5. Rideshare Data Analysis
The publicly available uber ride information dataset provides a large amount of valuable data around traffic, transit time, peak pickup localities, and more. Analyzing this data is useful not just in the context of uber but also in providing insight into urban traffic patterns and helping us plan for the cities of the future.
6. Document Classification
Cluster documents in multiple categories based on tags, topics, and the content of the document. This is a very standard classification problem and k-means is a highly suitable algorithm for this purpose. The initial processing of the documents is needed to represent each document as a vector and uses term frequency to identify commonly used terms that help classify the document. the document vectors are then clustered to help identify similarities in document groups.

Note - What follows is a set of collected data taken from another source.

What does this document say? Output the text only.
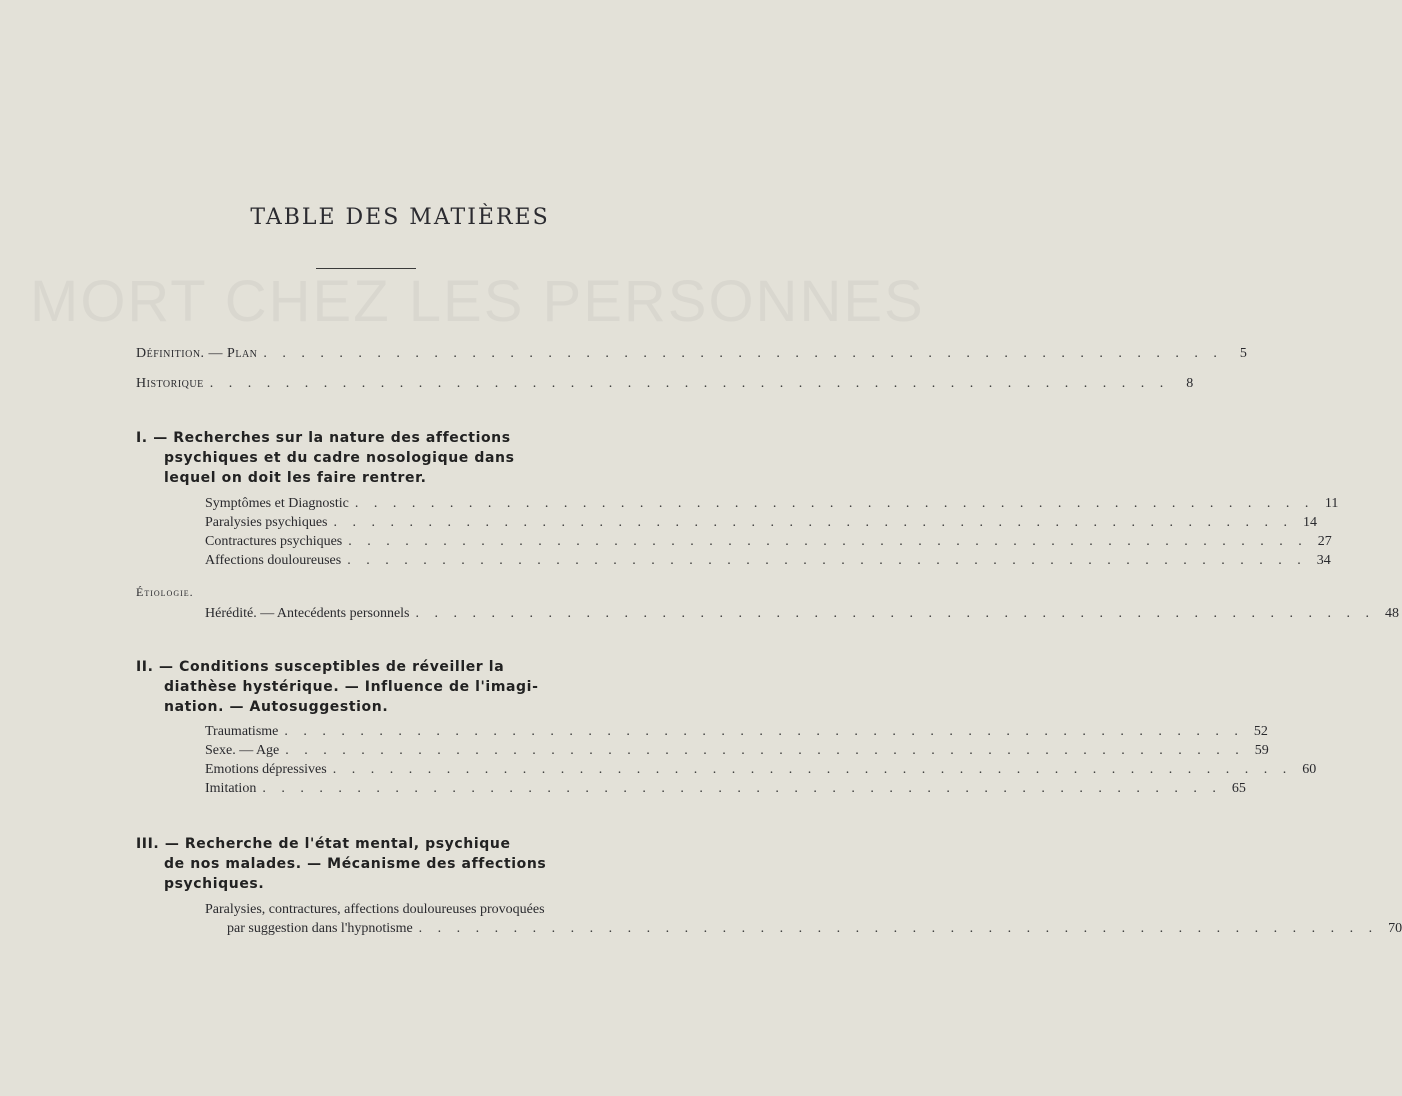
MORT CHEZ LES PERSONNES
TABLE DES MATIÈRES
Définition. — Plan . . .	5
Historique . . .	8
I. — Recherches sur la nature des affections
psychiques et du cadre nosologique dans
lequel on doit les faire rentrer.
Symptômes et Diagnostic . . .	11
Paralysies psychiques . . .	14
Contractures psychiques . . .	27
Affections douloureuses . . .	34
Étiologie.
Hérédité. — Antecédents personnels . . .	48
II. — Conditions susceptibles de réveiller la
diathèse hystérique. — Influence de l'imagi-
nation. — Autosuggestion.
Traumatisme . . .	52
Sexe. — Age . . .	59
Emotions dépressives . . .	60
Imitation . . .	65
III. — Recherche de l'état mental, psychique
de nos malades. — Mécanisme des affections
psychiques.
Paralysies, contractures, affections douloureuses provoquées
par suggestion dans l'hypnotisme . . .	70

7. Delivery Store Optimization
Optimize the process of good delivery using truck drones by using a combination of k-means to find the optimal number of launch locations and a genetic algorithm to solve the truck route as a traveling salesman problem.
8. Crime Analysis
Crime analysis is a law enforcement function that involves systematic analysis for identifying and analyzing patterns and trends in crime and disorder. Crime analysis also plays a role in devising solutions to crime problems and formulating crime prevention strategies. Analysis of crime is essential for providing safety and security to the civilian population. K means clustering technique is used to extract useful information from the high volume crime dataset and to interpret the data which assist police in identify and analyze crime patterns to reduce further occurrences of similar incidence and provide information to reduce the crime.
Use-Cases in CDR analysis
CDR is the record gathering by the telecom providers.CDR stands for the Call Detail Record. This information contains all the information regarding the call details, SMS details, internet service used by the customers.

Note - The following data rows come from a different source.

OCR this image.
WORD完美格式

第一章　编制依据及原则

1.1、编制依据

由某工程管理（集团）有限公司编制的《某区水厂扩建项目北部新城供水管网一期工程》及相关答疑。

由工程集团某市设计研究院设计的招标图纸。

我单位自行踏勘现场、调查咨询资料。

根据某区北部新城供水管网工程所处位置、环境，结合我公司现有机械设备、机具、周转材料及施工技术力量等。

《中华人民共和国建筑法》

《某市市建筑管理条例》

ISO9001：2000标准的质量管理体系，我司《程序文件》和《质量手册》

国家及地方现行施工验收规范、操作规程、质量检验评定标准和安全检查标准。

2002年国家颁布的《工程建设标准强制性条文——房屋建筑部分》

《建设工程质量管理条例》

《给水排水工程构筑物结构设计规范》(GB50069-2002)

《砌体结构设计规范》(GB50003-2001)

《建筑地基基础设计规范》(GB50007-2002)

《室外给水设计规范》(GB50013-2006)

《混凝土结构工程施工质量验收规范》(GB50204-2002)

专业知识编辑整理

Most telecom corporations use CDR data for impostor detection by clustering the user profiles, reducing customer churn by usage activity, and targeting profitable customers by using RFM analysis.
The data once gathered by the API system is retrieved by the data analysts. The data is preprocessed by applying various optimization, error detection techniques, and EDA. Exploratory Data Analysis is the method of analyzing the data visually. It involves outlier detection, exception detection, missing values detection.
K-Means algorithm is used to create clusters that may resemble certain similarities in the records. K-means are applied among “total activity and activity hours” to find the usage pattern regarding the activity hours.
The Elbow method is used to find an optimal number of clusters to the K-means algorithm.
It tells the pattern the data is following in the given time duration. It is used to understand the segment of customers concerning their usage by hours. For example, a customer segment with high activity may generate more revenue. Customer segments with high activity in the night hours might be fraudulent ones.
By practicing this clustering tool, you can discover the clusters making more traffic to the telecom network in the measure of total activity. Similarly, you can obtain more information like square grid and country code information to understand the square grid likely creating more revenue and more traffic to the telecom network and targeting high customers based on their geo-location.